Tax breaks to support marriage have been examined in the press again this month.  This has come predominantly in response to an announcement by the Conservative Party proposing a £20 a week incentive for married couples.  This announcement subsequently rekindled the debate as to whether certain financial incentives should be available exclusively to married couples.

 

The number of people getting married in the UK has been steadily declining over recent years, falling from 370,022 in 1980, 283,012 in 1995 and 244,710 in 2005.  So would a tax break of around £20 a week encourage more people to get married or stay married?  Ironically, it was the Conservatives under John Major who began cutting the married couple’s tax allowance in 1994/95.  It was finally abolished by a Labour government in 2000, except for those born before 6 April 1935.

 

Other Perks?

 

Marriage still offers some tax planning opportunities which are not available to those who are not married, although increasingly the legislation refers to “partners” rather than “spouses” – the relatively new rules governing tax credits are a good example of this.

 

Previously, the general rule for jointly held property was that husband and wife were treated as equally entitled to the income, irrespective of their contribution to the source.  However, this rule was amended by Finance Act 2004 in respect of shares held in close companies.  Distributions (usually dividends) from jointly-owned shares in close companies are no longer automatically split 50:50 between husband and wife but are taxed according to the actual proportions of ownership and entitlement to the income.  With regards to other unearned income, it is possible to make a declaration specifying the shares in which the spouses do in fact beneficially enjoy the income.  The declaration must relate to both the income and the capital, and both income and capital must be shared in the same proportions.

 

The 50:50 rule can work to a couple’s advantage.  A wife may not want her penniless husband to become equally entitled to her money.  She might transfer it into the joint names of herself and her husband, while retaining a 99 per cent beneficial interest in the property.  If they do not make the necessary declaration, the income will be split 50:50 for tax purposes, thus using up the husband’s personal allowances and lower rates of tax.

 

A husband can of course simply give income-producing assets to his wife or vice-versa.  The gift must not come with strings attached or the anti-avoidance rules will bite.  In particular, the gift must:

 

  • carry the right to all the income from the asset;
  • not be “wholly or substantially a right to income”, ie the capital must be transferred;
  • not be subject to conditions, and
  • not be capable of reverting to the donor.

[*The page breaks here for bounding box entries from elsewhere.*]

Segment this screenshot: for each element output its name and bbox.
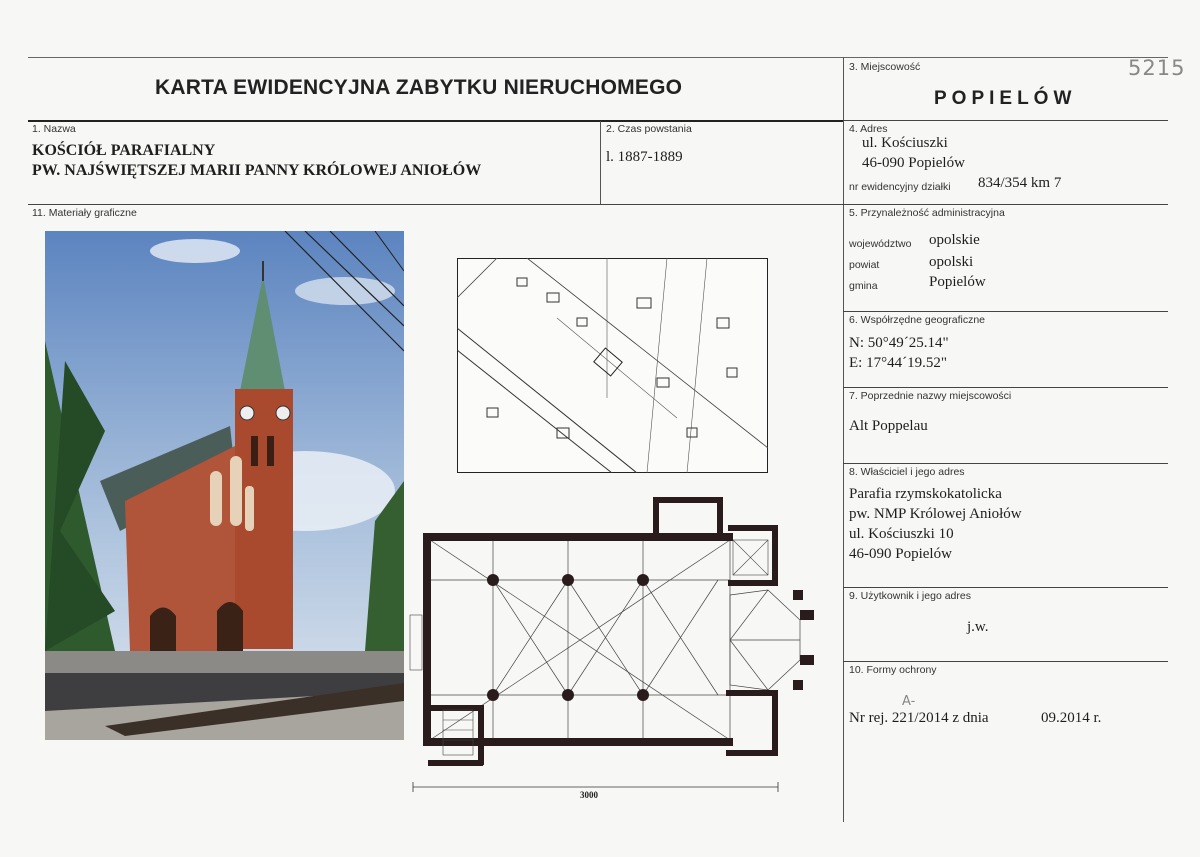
protection-value: Nr rej. 221/2014 z dnia bbox=[849, 710, 989, 726]
owner-divider bbox=[843, 587, 1168, 588]
former-names-label: 7. Poprzednie nazwy miejscowości bbox=[849, 390, 1012, 402]
owner-line-3: ul. Kościuszki 10 bbox=[849, 526, 954, 542]
owner-line-2: pw. NMP Królowej Aniołów bbox=[849, 506, 1022, 522]
owner-line-4: 46-090 Popielów bbox=[849, 546, 952, 562]
town-value: POPIELÓW bbox=[934, 88, 1077, 109]
owner-line-1: Parafia rzymskokatolicka bbox=[849, 486, 1002, 502]
card-title: KARTA EWIDENCYJNA ZABYTKU NIERUCHOMEGO bbox=[155, 76, 683, 99]
parcel-value: 834/354 km 7 bbox=[978, 175, 1062, 191]
floor-plan bbox=[408, 495, 818, 800]
admin-divider bbox=[843, 311, 1168, 312]
name-line-1: KOŚCIÓŁ PARAFIALNY bbox=[32, 142, 216, 159]
coords-divider bbox=[843, 387, 1168, 388]
county-value: opolski bbox=[929, 254, 974, 270]
date-label: 2. Czas powstania bbox=[606, 123, 692, 135]
town-label: 3. Miejscowość bbox=[849, 61, 921, 73]
former-names-value: Alt Poppelau bbox=[849, 418, 928, 434]
column-divider bbox=[843, 57, 844, 822]
address-postal: 46-090 Popielów bbox=[862, 155, 965, 171]
voivodeship-value: opolskie bbox=[929, 232, 980, 248]
top-border bbox=[28, 57, 1168, 58]
name-date-divider bbox=[600, 121, 601, 204]
commune-value: Popielów bbox=[929, 274, 986, 290]
voivodeship-label: województwo bbox=[849, 238, 912, 250]
name-label: 1. Nazwa bbox=[32, 123, 76, 135]
protection-label: 10. Formy ochrony bbox=[849, 664, 937, 676]
user-label: 9. Użytkownik i jego adres bbox=[849, 590, 971, 602]
address-street: ul. Kościuszki bbox=[862, 135, 948, 151]
admin-label: 5. Przynależność administracyjna bbox=[849, 207, 1005, 219]
town-divider bbox=[843, 120, 1168, 121]
coords-north: N: 50°49´25.14" bbox=[849, 335, 949, 351]
handwritten-mark: A- bbox=[902, 694, 916, 709]
user-divider bbox=[843, 661, 1168, 662]
handwritten-number: 5215 bbox=[1128, 56, 1186, 80]
county-label: powiat bbox=[849, 259, 880, 271]
coords-label: 6. Współrzędne geograficzne bbox=[849, 314, 985, 326]
cadastral-map bbox=[457, 258, 768, 473]
parcel-label: nr ewidencyjny działki bbox=[849, 181, 951, 193]
commune-label: gmina bbox=[849, 280, 878, 292]
name-divider bbox=[28, 204, 843, 205]
user-value: j.w. bbox=[967, 619, 989, 635]
address-divider bbox=[843, 204, 1168, 205]
owner-label: 8. Właściciel i jego adres bbox=[849, 466, 965, 478]
name-line-2: PW. NAJŚWIĘTSZEJ MARII PANNY KRÓLOWEJ ANIOŁÓW bbox=[32, 162, 482, 179]
header-divider bbox=[28, 120, 843, 122]
coords-east: E: 17°44´19.52" bbox=[849, 355, 947, 371]
graphics-label: 11. Materiały graficzne bbox=[32, 207, 137, 219]
address-label: 4. Adres bbox=[849, 123, 888, 135]
plan-scale-label: 3000 bbox=[580, 790, 598, 800]
former-names-divider bbox=[843, 463, 1168, 464]
church-photo bbox=[45, 231, 404, 740]
protection-date: 09.2014 r. bbox=[1041, 710, 1102, 726]
date-value: l. 1887-1889 bbox=[606, 149, 683, 165]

Assignments of employment income will not work for income tax purposes.  The successful self-employed entrepreneur, however, should seriously consider taking his or her spouse into partnership.  It is understood that HMRC no longer look at such arrangements with such disfavour as previously.  Presumably they now accept that modern husbands and wives are capable of carrying on business together.  It is nevertheless prudent to ensure that there is adequate documentary evidence both of the partnership’s existence and of the way in which it is conducted.  There should be a partnership agreement and minutes should be kept of the partnership meetings.  There should be a separate partnership bank account.

 

With regards to capital gains tax (CGT), a married couple has an annual capital gains tax exemption of £18,400 a year – compared to £9,200 for a single person.  If properly planned, this would allow a couple to share the gains from a house sale or sale of shares.

 

Spouses are even more independent of each other for inheritance tax (IHT) purposes than for income tax and CGT.  Each spouse is entitled to a full range of exemptions and reliefs.  The income tax and CGT requirement that the spouses should be living together does not apply.  For IHT purposes a couple remain married until the decree absolute.  Marriage is of great advantage in IHT planning.  The exemptions for wedding gifts are high: £5,000 for a parent of either party, £2,500 for grandparents, £1,000 for anyone else.

 

After marriage, transfers between spouses are exempt.  The only exception is where the recipient spouse is domiciled outside the UK.  There is then a £55,000 ceiling on the amount that can be transferred tax-free.  Transfers above this limit are PETs and will be wholly exempt if the donor survives seven years from the date of the gift.  In any event, after 20 years the recipient spouse will be treated for IHT purposes as domiciled in this country is she or he has been resident here for 17 of the last 20 tax years.

 

And finally...

 

...anyone tempted into marriage by a welcome £20 a week extra should bear in mind that with the average cost of a wedding running at around £17,000 it will take at least 16 years of married bliss to offset the tax break!